The crowning achievement of Bowser’s Fury is its ability to combine the linear, reach-the-flagpole level design of 2D Mario games with the wild and untethered exploration of 3D ones like Odyssey or Sunshine. It does this by nestling these pockets of levels inside a surprisingly massive open world. Walk through a cat door (it’s worth saying at this point that everything in this game is a cat, from the fish to the grass) and you’ll be greeted with a subtitle, showing you your objective, and an obvious path to the end of the section.
This game, like 3D World, is a masterclass in introducing and implementing gameplay mechanics. A lot of stuff is reused – ice skates and switching platforms to name two – but in entirely different contexts. Now, you have to skate down a steep hill rather than across an ice rink, and use switching platforms to dispatch enemies instead of getting across gaps. The designers are adamant on squeezing every last bit of potential from every single thing they include.
At semi-regular intervals, Bowser will pop up and start to throw a barrage of fireballs and rocks at you. This cranks up the intensity for a few minutes and allows you to access some areas that you wouldn’t normally be able to. It also pushes you to pick up a shine, since collecting one sends Bowser away until he’s next feeling angsty.
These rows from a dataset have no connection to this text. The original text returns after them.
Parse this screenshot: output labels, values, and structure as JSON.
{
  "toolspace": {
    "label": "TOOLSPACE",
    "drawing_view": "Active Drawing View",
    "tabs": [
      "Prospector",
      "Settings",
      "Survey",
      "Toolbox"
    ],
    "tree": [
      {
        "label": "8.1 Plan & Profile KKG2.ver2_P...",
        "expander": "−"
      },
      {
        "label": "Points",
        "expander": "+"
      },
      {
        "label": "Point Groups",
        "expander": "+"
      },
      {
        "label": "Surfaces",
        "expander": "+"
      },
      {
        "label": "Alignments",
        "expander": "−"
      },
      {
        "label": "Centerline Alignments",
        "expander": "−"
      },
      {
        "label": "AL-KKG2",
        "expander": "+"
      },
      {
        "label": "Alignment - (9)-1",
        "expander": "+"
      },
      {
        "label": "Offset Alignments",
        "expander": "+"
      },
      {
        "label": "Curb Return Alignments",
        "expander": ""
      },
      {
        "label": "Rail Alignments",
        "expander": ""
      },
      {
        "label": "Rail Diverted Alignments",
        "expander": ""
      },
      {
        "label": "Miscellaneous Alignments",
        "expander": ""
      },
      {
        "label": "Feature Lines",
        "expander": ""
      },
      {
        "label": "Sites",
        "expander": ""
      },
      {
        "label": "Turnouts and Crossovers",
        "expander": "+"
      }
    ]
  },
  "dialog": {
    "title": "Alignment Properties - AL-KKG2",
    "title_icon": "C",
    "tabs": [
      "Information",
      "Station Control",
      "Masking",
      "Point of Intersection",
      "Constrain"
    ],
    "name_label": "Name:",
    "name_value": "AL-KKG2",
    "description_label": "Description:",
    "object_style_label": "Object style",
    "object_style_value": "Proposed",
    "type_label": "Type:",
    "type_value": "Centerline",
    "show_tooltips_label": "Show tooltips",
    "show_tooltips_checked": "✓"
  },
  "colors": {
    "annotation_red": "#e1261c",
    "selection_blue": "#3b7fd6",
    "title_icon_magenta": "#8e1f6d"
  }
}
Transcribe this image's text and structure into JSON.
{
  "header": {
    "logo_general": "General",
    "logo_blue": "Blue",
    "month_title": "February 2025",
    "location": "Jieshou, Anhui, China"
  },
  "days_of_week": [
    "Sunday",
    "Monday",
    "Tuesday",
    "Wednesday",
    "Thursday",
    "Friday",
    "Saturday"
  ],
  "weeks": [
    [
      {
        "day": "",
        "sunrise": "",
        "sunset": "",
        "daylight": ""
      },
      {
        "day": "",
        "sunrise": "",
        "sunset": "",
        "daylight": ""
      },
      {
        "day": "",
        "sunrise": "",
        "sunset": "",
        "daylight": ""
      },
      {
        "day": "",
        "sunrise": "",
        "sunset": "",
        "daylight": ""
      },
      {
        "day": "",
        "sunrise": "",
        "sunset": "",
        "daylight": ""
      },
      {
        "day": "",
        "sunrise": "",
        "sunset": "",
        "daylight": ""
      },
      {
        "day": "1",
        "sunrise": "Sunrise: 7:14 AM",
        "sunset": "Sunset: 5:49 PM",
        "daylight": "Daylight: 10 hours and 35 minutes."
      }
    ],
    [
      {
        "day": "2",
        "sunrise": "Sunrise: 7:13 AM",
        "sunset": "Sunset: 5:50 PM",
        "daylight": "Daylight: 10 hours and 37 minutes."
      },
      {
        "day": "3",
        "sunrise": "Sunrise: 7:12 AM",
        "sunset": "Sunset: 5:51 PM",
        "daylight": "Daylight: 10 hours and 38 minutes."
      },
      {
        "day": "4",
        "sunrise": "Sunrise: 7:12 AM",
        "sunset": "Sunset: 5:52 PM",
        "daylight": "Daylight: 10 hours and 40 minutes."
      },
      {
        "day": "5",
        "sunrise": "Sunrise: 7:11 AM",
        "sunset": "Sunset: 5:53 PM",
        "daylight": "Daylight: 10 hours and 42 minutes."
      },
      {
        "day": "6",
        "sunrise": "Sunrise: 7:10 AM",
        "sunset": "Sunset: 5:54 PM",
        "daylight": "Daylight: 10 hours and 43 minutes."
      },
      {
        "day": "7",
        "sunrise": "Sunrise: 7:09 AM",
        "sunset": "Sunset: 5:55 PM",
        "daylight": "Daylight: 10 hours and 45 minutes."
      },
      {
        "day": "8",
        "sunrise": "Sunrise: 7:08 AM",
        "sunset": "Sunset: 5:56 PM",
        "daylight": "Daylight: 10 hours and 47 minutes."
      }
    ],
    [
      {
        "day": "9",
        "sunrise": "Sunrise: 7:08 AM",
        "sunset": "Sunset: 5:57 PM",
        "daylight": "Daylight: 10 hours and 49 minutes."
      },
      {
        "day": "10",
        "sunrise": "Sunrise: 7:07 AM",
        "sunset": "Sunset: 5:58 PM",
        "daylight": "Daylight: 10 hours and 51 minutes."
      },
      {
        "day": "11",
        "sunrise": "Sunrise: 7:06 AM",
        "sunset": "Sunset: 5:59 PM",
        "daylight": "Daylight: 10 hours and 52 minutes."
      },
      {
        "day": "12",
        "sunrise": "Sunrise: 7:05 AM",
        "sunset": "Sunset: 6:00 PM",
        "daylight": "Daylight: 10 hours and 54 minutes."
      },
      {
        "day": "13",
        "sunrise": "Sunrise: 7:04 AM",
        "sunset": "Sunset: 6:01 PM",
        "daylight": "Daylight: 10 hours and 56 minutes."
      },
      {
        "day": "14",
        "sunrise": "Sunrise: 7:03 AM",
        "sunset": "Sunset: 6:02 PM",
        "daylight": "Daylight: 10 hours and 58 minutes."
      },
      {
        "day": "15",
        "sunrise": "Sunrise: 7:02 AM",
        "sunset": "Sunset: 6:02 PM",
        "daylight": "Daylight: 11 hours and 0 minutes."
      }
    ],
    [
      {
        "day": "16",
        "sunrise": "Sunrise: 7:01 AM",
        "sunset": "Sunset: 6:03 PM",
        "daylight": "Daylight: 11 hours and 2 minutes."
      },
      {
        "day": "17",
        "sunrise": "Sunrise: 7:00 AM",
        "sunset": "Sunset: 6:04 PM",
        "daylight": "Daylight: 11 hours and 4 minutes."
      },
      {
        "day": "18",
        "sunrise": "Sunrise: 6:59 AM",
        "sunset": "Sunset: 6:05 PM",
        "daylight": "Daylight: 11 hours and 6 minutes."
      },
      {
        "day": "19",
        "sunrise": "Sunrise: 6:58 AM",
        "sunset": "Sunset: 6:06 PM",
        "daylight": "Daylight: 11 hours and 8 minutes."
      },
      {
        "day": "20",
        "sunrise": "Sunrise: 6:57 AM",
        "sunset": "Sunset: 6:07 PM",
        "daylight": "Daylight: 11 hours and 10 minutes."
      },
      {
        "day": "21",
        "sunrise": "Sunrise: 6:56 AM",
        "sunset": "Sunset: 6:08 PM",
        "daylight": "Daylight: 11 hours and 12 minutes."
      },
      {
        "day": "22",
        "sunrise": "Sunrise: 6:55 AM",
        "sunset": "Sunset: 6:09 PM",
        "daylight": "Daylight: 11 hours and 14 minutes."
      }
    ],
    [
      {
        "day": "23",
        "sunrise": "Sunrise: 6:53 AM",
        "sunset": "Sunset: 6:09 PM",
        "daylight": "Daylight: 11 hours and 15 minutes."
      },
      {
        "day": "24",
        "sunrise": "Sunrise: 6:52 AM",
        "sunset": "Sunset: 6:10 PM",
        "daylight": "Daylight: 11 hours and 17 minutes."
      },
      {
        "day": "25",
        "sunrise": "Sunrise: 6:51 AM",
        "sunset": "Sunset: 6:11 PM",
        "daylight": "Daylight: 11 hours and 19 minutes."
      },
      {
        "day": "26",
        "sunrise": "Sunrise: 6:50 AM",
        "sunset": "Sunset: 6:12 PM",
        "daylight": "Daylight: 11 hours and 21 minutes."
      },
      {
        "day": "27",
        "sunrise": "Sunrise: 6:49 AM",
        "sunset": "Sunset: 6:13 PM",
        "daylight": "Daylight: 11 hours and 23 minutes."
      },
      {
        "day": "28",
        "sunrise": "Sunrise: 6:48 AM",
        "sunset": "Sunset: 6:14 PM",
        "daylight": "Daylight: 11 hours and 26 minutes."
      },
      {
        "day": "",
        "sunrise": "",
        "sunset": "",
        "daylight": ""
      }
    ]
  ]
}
If Super Mario 3D World brings Mario back to its roots, Bowser’s Fury might show the franchise’s future. Mario has been divided into the ‘course clear’ games and the ‘open world’ games since his first foray into 3D on the Nintendo 64, but this game might be the first that can have an equal foot in both camps. If you’ve been feeling the Mario drought lately, and never picked this up on the Wii U (don’t worry, no one else bought one either), this game is well worth your time and money.